On introduit aussi dans la construction deux gènes de sélection : un gène de résistance à un antibiotique et un gène de résistance à un herbicide pour sélectionner respectivement les bactéries, puis les plantes, qui auront intégré la construction. Seules ces bactéries et ces plantes seront capables de pousser sur un milieu contenant l’antibiotique ou l’herbicide en question.  

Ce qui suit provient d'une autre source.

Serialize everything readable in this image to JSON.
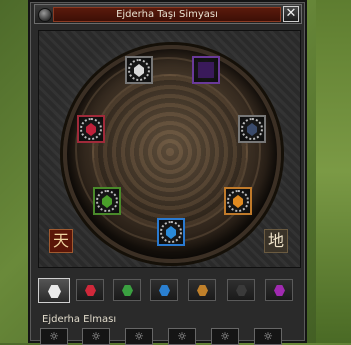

Une fois la modification du gène réalisée, la construction est éliminée par un croisement avec une plante non modifiée. On retient parmi les descendants les plantes qui portent la modification sur le gène cible mais qui ont perdu la construction. On vérifie en serre confinée si ces plantes sont devenues résistantes au virus.

 

(1) Allèle : les allèles sont des formes d'un même gène qui présentent entre elles de petites variations dans leurs séquences, variations qui se traduisent par la synthèse de protéines légèrement différentes. Cette propriété est à la base de la variabilité génétique.

(2) En anglais : editing

(3) Nucléase de type Cas9-CRISPR ou TALEN.

(4) Biolistique : technique de transfert direct d’ADN par projection dans les cellules, à très grande vitesse, de microbilles d’or ou de tungstène enrobées d’ADN, par un canon à particules.

(5) Plasmide : chez les bactéries, petite molécule d'ADN circulaire, distincte de l'ADN chromosomique et capable de se multiplier de façon autonome.